Performance of tables slower than built in?

Fri May 24 12:01:55 UTC 2019

On Friday, 24 May 2019 at 11:45:46 UTC, Ola Fosheim Grøstad wrote:
> On Friday, 24 May 2019 at 08:33:34 UTC, Ola Fosheim Grøstad 
> wrote:
>> On Thursday, 23 May 2019 at 21:47:45 UTC, Alex wrote:
>>> Either way, sin it's still twice as fast. Also, in the code 
>>> the sinTab version is missing the writeln so it would have 
>>> been faster.. so it is not being optimized out.
>>
>> Well, when I run this modified version:
>>
>> https://gist.github.com/run-dlang/9f29a83b7b6754da98993063029ef93c
>>
>> on https://run.dlang.io/
>>
>> then I get:
>>
>> LUT:    709
>> sin(x): 2761
>>
>> So the LUT is 3-4 times faster even with your quarter-LUT 
>> overhead.
>
> FWIW, as far as I can tell I managed to get the lookup version 
> down to 104 by using bit manipulation tricks like these:
>
> auto fastQuarterLookup(double x){
>     const ulong mantissa = cast(ulong)( (x - floor(x)) * 
> (cast(double)(1UL<<63)*2.0) );
>     const double sign = 
> cast(double)(-cast(uint)((mantissa>>63)&1));
>     … etc
>
> So it seems like a quarter-wave LUT is 27 times faster than sin…
>
> You just have to make sure that the generated instructions 
> fills the entire CPU pipeline.

Well, the QuarterWave was suppose to generate just a quarter 
since that is all that is required for these functions due to 
symmetry and periodicity. I started with a half to get that 
working then figure out the sign flipping.

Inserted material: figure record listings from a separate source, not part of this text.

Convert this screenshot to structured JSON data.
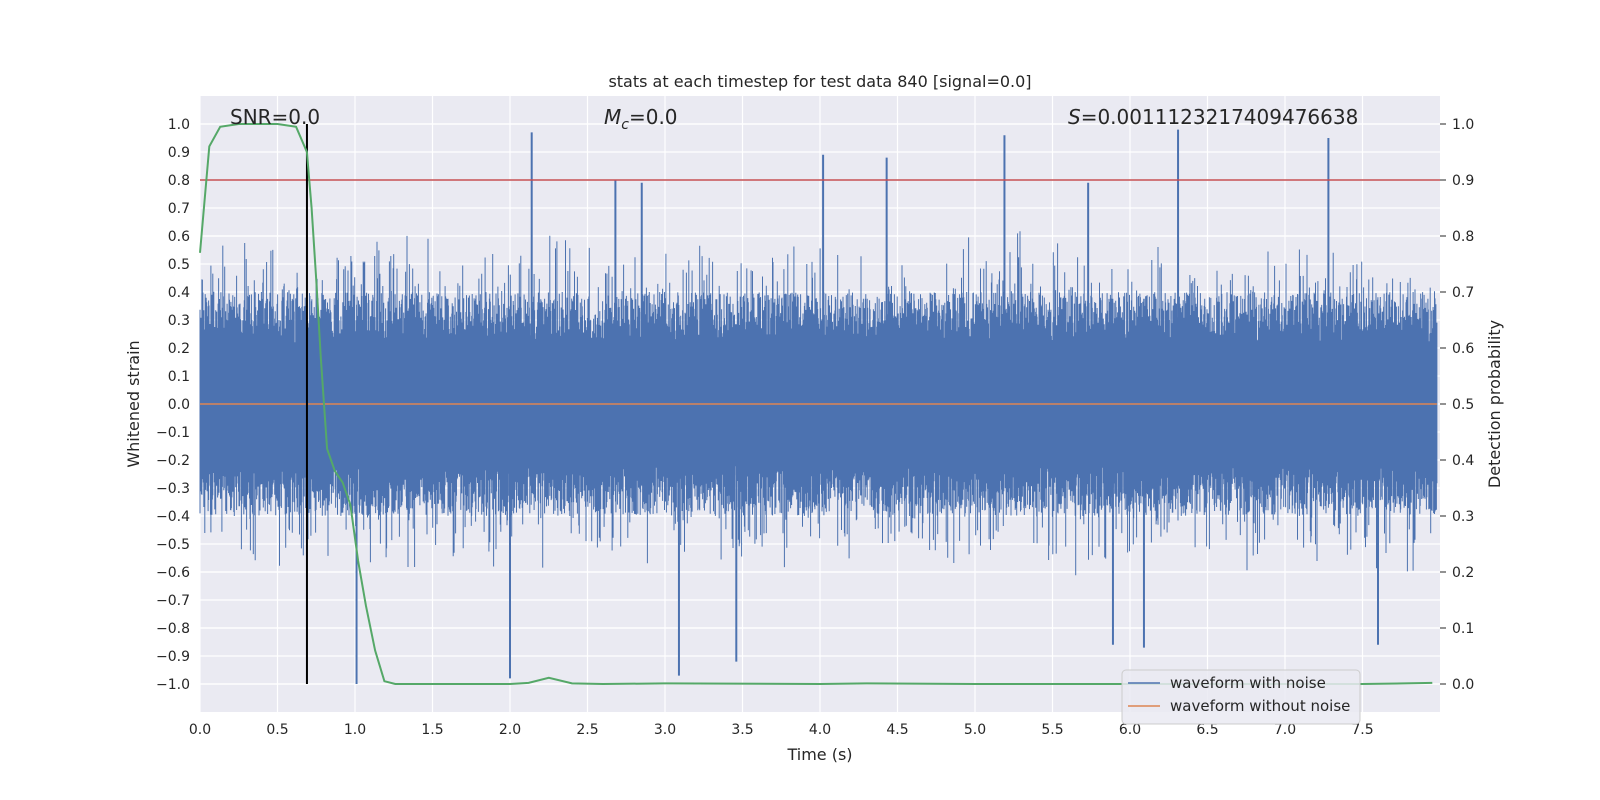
{
  "chart_data": {
    "type": "line",
    "title": "stats at each timestep for test data 840 [signal=0.0]",
    "xlabel": "Time (s)",
    "ylabel_left": "Whitened strain",
    "ylabel_right": "Detection probability",
    "xlim": [
      0.0,
      8.0
    ],
    "ylim_left": [
      -1.1,
      1.1
    ],
    "ylim_right": [
      -0.05,
      1.05
    ],
    "x_ticks": [
      "0.0",
      "0.5",
      "1.0",
      "1.5",
      "2.0",
      "2.5",
      "3.0",
      "3.5",
      "4.0",
      "4.5",
      "5.0",
      "5.5",
      "6.0",
      "6.5",
      "7.0",
      "7.5"
    ],
    "y_left_ticks": [
      "1.0",
      "0.9",
      "0.8",
      "0.7",
      "0.6",
      "0.5",
      "0.4",
      "0.3",
      "0.2",
      "0.1",
      "0.0",
      "−0.1",
      "−0.2",
      "−0.3",
      "−0.4",
      "−0.5",
      "−0.6",
      "−0.7",
      "−0.8",
      "−0.9",
      "−1.0"
    ],
    "y_right_ticks": [
      "1.0",
      "0.9",
      "0.8",
      "0.7",
      "0.6",
      "0.5",
      "0.4",
      "0.3",
      "0.2",
      "0.1",
      "0.0"
    ],
    "annotations": {
      "snr": "SNR=0.0",
      "mc_symbol": "M",
      "mc_sub": "c",
      "mc_value": "=0.0",
      "s_symbol": "S",
      "s_value": "=0.0011123217409476638"
    },
    "legend": {
      "location": "lower-right",
      "entries": [
        {
          "name": "waveform with noise",
          "color": "#4c72b0"
        },
        {
          "name": "waveform without noise",
          "color": "#dd8452"
        }
      ]
    },
    "series": [
      {
        "name": "waveform with noise",
        "axis": "left",
        "color": "#4c72b0",
        "description": "noisy whitened strain sampled densely over 0-8 s",
        "envelope_peaks": [
          {
            "x": 2.14,
            "y": 0.97
          },
          {
            "x": 2.68,
            "y": 0.8
          },
          {
            "x": 2.85,
            "y": 0.79
          },
          {
            "x": 4.02,
            "y": 0.89
          },
          {
            "x": 4.43,
            "y": 0.88
          },
          {
            "x": 5.19,
            "y": 0.96
          },
          {
            "x": 5.73,
            "y": 0.79
          },
          {
            "x": 6.31,
            "y": 0.98
          },
          {
            "x": 7.28,
            "y": 0.95
          },
          {
            "x": 1.01,
            "y": -1.0
          },
          {
            "x": 2.0,
            "y": -0.98
          },
          {
            "x": 3.09,
            "y": -0.97
          },
          {
            "x": 3.46,
            "y": -0.92
          },
          {
            "x": 5.89,
            "y": -0.86
          },
          {
            "x": 6.09,
            "y": -0.87
          },
          {
            "x": 7.6,
            "y": -0.86
          }
        ]
      },
      {
        "name": "waveform without noise",
        "axis": "left",
        "color": "#dd8452",
        "x": [
          0.0,
          8.0
        ],
        "y": [
          0.0,
          0.0
        ]
      },
      {
        "name": "detection probability",
        "axis": "right",
        "color": "#55a868",
        "x": [
          0.0,
          0.06,
          0.13,
          0.25,
          0.4,
          0.5,
          0.62,
          0.69,
          0.72,
          0.75,
          0.78,
          0.82,
          0.87,
          0.92,
          0.97,
          1.02,
          1.07,
          1.13,
          1.19,
          1.26,
          1.5,
          2.0,
          2.12,
          2.25,
          2.4,
          2.6,
          3.0,
          4.0,
          4.3,
          5.0,
          6.0,
          7.0,
          7.5,
          7.95
        ],
        "y": [
          0.77,
          0.96,
          0.995,
          1.0,
          1.0,
          1.0,
          0.995,
          0.95,
          0.85,
          0.72,
          0.58,
          0.42,
          0.38,
          0.36,
          0.32,
          0.22,
          0.14,
          0.06,
          0.005,
          0.0,
          0.0,
          0.0,
          0.002,
          0.011,
          0.001,
          0.0,
          0.001,
          0.0,
          0.001,
          0.0,
          0.0,
          0.0,
          0.0,
          0.002
        ]
      },
      {
        "name": "threshold",
        "axis": "right",
        "color": "#c44e52",
        "x": [
          0.0,
          8.0
        ],
        "y": [
          0.9,
          0.9
        ]
      },
      {
        "name": "marker line",
        "axis": "left",
        "color": "#000000",
        "x": [
          0.69,
          0.69
        ],
        "y": [
          -1.0,
          1.0
        ]
      }
    ]
  }
}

Essentially one just has to tabulate a quarter of sin, that is, 
from 0 to 90o and then get the sin right. This allows one to have 
4 times the resolution or 1/4 the size at the same cost.

Or, to put it another say, sin as 4 fold redundancy.

I'll check out your code, thanks for looking in to it.